I will take over.
We intend to continue developing this new formula wherever possible. As one of Canada’s largest employers, La Coop fédérée and its network of affiliated cooperatives are significant agents of economic development in rural areas. For nearly five years, La Coop network has been involved in a wide-ranging restructuring process named the “Chrysalide” project.
The process is intended to pool the production assets and agricultural services of participating cooperatives to ensure that they can operate as a single unified body. This new approach is very innovative in management terms since it paves the way for economies of scale and critical mass, which are usually generated by corporate mergers. The approach, however, preserves the community’s local involvement and feeling of belonging.
It should produce several tens of millions of dollars in recurrent savings that will benefit our members and, indirectly, each region’s economic status. Unsurprisingly, restructuring usually means closing businesses and job losses. The “Chrysalide” project does in fact include the closure of several establishments, but they will generally be replaced with other, more employment-generating activities.
In this respect, La Coop network has reiterated its commitment to sustainably developing its activities and to converting agricultural biomass into energy production. There are several pilot projects currently under way to produce bioenergy from agricultural biomass. And we have recently joined forces with a group of Manitoba researchers, Prairie Bio-Energy Inc., to market technologies they have developed and to create a division dedicated to producing and distributing energy from agricultural and forestry biomass.
In terms of innovation, La Coop fédérée is involved in numerous projects, particularly through its participation in Cooperative Research Farms, the largest privately owned livestock and poultry research network in North America, as well as its own research farms. We are also involved in an ethanol fuel cell project and are partners in the fractionation of agricultural biomass molecules to manufacture bio-products.
Keeping within the framework of its commitment to sustainable development, La Coop fédérée has partnered with the Association québécoise pour la maîtrise de l’énergie and other major players in the Quebec economy. Together, we are working on implementing a cooperative to collect carbon credits and allow Canadian businesses who wish to take part in this upcoming new carbon economy to benefit from economies of scale.
This project is the result of the commitment of La Coop network leadership in response to the Quebec government’s pledge regarding climate change.

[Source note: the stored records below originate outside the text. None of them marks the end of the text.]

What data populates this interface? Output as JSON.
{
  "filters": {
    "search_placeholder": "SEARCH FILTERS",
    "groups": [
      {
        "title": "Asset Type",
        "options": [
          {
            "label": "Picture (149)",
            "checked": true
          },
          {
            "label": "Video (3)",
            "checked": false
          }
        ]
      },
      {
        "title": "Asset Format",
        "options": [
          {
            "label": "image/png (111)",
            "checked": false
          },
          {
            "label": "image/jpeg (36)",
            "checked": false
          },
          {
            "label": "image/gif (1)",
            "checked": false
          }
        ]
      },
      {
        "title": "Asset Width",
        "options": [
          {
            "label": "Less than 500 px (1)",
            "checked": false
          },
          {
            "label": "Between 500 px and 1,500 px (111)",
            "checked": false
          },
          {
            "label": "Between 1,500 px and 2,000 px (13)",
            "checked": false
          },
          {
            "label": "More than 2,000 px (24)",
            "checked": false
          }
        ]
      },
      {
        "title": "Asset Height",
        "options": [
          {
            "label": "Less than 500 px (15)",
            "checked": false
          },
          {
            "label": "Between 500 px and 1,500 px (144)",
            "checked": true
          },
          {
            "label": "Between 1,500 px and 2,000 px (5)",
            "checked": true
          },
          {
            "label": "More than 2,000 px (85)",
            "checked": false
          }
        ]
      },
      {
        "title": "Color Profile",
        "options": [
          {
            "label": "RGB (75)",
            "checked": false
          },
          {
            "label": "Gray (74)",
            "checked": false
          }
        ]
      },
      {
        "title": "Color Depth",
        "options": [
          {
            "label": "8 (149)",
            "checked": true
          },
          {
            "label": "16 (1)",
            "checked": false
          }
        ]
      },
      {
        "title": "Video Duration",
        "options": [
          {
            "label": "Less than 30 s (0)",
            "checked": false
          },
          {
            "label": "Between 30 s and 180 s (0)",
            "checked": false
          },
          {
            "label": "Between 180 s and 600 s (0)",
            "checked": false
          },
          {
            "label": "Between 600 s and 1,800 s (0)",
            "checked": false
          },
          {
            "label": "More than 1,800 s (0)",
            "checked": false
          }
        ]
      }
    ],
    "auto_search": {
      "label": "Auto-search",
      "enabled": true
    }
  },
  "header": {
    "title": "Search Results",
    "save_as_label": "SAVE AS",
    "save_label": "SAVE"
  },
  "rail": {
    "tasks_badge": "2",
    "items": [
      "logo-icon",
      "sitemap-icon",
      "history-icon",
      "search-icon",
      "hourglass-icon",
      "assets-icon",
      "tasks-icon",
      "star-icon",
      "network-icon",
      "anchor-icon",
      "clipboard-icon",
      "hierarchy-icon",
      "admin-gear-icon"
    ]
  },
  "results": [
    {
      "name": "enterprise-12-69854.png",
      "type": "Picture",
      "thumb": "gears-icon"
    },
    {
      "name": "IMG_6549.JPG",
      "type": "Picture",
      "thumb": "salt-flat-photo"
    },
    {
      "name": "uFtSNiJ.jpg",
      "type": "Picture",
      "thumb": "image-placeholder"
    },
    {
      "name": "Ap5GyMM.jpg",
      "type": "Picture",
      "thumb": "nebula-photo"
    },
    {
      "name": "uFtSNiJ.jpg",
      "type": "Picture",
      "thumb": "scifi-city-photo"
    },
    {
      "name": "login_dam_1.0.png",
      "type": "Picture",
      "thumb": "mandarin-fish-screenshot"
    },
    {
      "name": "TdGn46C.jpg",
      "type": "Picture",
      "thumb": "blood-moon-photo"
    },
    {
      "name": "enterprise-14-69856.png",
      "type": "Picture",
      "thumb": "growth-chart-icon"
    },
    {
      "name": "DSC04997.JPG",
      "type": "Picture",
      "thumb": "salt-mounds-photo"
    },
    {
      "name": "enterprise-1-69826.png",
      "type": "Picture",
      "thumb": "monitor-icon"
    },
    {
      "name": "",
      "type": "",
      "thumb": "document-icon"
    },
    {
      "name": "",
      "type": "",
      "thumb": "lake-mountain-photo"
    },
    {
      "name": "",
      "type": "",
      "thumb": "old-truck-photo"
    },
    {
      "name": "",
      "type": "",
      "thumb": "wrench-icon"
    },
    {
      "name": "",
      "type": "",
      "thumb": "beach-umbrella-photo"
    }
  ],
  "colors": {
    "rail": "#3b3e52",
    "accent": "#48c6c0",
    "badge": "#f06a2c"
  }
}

The network is readying itself to seize any opportunity that may arise in a future carbon market, as well as educating and preparing La Coop network regarding climate change and energy efficiency.
As part of its “Chrysalide” project, La Coop network also invested in a comprehensive program to modernize its information technology infrastructure. In doing so, there is additional pressure on telecommunications firms to modernize their own networks and introduce the latest technologies in rural areas. We are currently living in a knowledge-based economy, and delays in updating and upgrading communication technology infrastructures in rural areas are a huge impediment to their development.
La Coop fédérée believes that concerted action on the part of all major economic players in these rural areas, in combination with a dynamic financial incentive policy from both governments, would be required to accelerate the deployment of high-speed Internet and digital telephony throughout all of these regions.
For our part, La Coop network will have invested almost $30 million to modernize its computer and communications infrastructure over a 5-year period. All of these actions and projects are proof of the commitment of La Coop fédérée and La Coop network to the sustainable development of rural and peri-urban communities.